Wednesday, October 16, 2013

Before I Die by Candy Chang

Published November 5, 2013

Description
What do you want to do before you die?

When artist Candy Chang painted the side of an abandoned building with chalkboard paint and asked her neighbors this question, she never expected it to become a worldwide phenomenon. Within a day of the wall’s completion, however, it was covered in colorful chalk dreams as people stopped and reflected on their lives. Since then, more than two hundred walls have been created by people all over the world.  This beautifully designed book is an inspiring celebration of these walls. Filled with our hopes, fears, humor, and heartbreak, it’s a reminder of our shared connections and a chance to ponder life’s ultimate question.
Candy Chang is an artist that (I think at least) brings people together with her interactive projects. This project specifically started as something for the community (in New Orleans) and it has since spread world wide. Some of the things people wrote were funny, some were sad, and some inspiring.


The book is filled with pictures and stories and, at the end of the book, it tells you how to make your own "Before I die" wall in your community. This is something that, with the help and resources, would be a great project for my town. While it's not the kind of book I typically read, it was a nice change and is something I'll probably leave on my coffee table and look at from time to time when I need some inspiration.

Tuesday, October 8, 2013

Bellman & Black by Diane Setterfield

Published November 5, 2013
Description 
Caught up in a moment of boyhood competition, William Bellman recklessly aims his slingshot at a rook resting on a branch, killing the bird instantly. It is a small but cruel act, and is soon forgotten. By the time he is grown, with a wife and children of his own, William seems to have put the whole incident behind him. It was as if he never killed the thing at all. But rooks don’t forget . . .

Years later, when a stranger mysteriously enters William’s life, his fortunes begin to turn—and the terrible and unforeseen consequences of his past indiscretion take root. In a desperate bid to save the only precious thing he has left, he enters into a rather strange bargain, with an even stranger partner. Together, they found a decidedly macabre business.

And Bellman and Black is born.
William Bellman has some luck and a lot of work ethic... and then more bad luck (though never with money). He is a business man who makes that his focus. Whatever he is working on at the time gets his full attention and thoughts. I both liked and hated that about him. But when he sees the man in black he becomes obsessed with him- both in trying to find him and thinking about who he is/might be.

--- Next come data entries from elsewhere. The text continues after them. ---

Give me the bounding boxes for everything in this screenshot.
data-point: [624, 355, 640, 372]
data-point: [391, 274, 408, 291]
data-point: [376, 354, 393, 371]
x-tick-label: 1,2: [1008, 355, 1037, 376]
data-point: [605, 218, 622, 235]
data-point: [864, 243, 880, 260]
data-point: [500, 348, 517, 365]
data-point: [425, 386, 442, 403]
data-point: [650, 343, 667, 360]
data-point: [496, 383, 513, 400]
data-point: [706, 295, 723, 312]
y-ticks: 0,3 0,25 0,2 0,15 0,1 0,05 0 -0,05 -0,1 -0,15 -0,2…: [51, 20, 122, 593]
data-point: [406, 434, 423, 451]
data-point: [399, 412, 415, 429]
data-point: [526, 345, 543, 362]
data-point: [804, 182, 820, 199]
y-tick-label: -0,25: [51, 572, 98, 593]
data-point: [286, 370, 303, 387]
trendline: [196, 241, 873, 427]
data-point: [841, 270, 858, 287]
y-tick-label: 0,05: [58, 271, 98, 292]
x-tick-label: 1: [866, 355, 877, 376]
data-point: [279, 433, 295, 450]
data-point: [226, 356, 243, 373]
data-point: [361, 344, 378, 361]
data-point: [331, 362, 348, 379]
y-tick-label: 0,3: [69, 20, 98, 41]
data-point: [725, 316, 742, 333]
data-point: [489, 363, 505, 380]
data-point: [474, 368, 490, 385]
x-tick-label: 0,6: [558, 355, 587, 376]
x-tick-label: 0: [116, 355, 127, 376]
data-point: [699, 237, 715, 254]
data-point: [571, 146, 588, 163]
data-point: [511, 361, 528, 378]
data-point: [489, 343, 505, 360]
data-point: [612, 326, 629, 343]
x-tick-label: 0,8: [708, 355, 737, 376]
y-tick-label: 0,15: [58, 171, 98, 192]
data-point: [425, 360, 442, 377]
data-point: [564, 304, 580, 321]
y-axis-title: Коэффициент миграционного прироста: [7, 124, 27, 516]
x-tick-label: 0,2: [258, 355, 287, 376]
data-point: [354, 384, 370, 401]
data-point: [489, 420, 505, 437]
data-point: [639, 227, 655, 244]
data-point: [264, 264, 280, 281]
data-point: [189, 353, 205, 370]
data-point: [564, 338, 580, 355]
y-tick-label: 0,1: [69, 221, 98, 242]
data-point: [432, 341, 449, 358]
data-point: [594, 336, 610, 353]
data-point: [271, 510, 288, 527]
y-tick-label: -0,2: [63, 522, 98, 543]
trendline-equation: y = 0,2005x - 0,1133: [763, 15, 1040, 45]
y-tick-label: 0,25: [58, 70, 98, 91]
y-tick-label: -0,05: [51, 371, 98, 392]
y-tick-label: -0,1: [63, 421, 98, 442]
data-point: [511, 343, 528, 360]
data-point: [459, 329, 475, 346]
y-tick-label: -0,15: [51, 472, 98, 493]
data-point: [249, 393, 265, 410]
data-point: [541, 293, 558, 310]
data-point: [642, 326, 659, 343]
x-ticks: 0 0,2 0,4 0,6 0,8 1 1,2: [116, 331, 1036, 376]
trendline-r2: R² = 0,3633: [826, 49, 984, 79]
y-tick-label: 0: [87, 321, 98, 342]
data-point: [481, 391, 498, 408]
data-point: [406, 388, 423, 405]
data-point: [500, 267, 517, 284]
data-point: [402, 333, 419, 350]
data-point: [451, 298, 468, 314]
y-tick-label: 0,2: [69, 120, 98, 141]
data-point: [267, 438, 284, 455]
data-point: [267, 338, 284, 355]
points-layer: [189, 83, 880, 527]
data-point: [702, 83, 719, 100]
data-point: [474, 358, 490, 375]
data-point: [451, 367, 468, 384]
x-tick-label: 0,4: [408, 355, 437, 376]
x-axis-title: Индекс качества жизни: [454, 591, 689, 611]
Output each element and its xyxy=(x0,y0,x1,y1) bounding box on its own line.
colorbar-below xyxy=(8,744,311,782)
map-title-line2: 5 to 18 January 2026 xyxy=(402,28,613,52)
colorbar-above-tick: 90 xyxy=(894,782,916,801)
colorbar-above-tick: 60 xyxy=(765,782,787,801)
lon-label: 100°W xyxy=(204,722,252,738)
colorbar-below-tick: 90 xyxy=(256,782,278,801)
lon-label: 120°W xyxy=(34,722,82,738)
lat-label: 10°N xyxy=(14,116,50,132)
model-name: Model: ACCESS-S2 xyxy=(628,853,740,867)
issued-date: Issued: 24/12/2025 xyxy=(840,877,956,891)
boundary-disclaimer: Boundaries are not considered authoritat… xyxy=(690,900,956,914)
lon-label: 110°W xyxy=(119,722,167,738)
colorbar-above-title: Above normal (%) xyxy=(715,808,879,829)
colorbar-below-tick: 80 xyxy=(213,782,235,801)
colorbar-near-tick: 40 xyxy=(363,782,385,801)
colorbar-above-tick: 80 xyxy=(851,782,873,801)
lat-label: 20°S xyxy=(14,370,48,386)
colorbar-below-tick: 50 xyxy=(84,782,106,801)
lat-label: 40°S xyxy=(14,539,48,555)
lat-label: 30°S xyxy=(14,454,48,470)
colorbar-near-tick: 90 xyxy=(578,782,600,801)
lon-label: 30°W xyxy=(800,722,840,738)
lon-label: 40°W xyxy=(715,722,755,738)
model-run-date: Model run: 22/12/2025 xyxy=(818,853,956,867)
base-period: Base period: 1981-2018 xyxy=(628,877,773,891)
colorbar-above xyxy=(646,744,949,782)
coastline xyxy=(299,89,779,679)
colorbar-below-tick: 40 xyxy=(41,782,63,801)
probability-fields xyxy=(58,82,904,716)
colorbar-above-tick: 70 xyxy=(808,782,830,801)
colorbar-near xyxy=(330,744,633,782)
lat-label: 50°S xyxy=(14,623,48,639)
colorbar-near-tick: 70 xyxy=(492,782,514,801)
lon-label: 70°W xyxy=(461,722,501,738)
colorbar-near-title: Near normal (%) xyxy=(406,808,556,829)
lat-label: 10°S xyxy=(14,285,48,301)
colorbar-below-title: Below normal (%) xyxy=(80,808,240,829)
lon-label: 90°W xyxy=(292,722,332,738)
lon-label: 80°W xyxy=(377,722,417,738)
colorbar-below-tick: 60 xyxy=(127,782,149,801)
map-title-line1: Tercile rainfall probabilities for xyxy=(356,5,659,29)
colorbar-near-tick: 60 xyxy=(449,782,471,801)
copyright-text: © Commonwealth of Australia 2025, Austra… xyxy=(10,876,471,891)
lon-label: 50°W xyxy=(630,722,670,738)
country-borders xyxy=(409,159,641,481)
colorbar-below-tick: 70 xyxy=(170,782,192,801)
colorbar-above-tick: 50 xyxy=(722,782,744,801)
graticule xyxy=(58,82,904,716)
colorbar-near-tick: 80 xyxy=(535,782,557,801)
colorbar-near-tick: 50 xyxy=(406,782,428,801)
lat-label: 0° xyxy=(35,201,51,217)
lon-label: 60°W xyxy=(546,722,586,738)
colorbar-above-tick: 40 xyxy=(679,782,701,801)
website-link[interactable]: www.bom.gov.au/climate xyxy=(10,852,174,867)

When it came to the end of the book- we follow him from the time he is a child and kills the rook to late adulthood- that he wasted the time he could have had with his family by focusing on working. His work seemed to be the center of his life and when tragedy strikes he is thrown even more into business pursuits. It seemed to me that his focus on business rather than family was such a waste. But after being surrounded by so much tragedy he loses the ability to appreciate what he has and he makes "more"- getting more, saving more- his life. It was sad but very interesting and well written.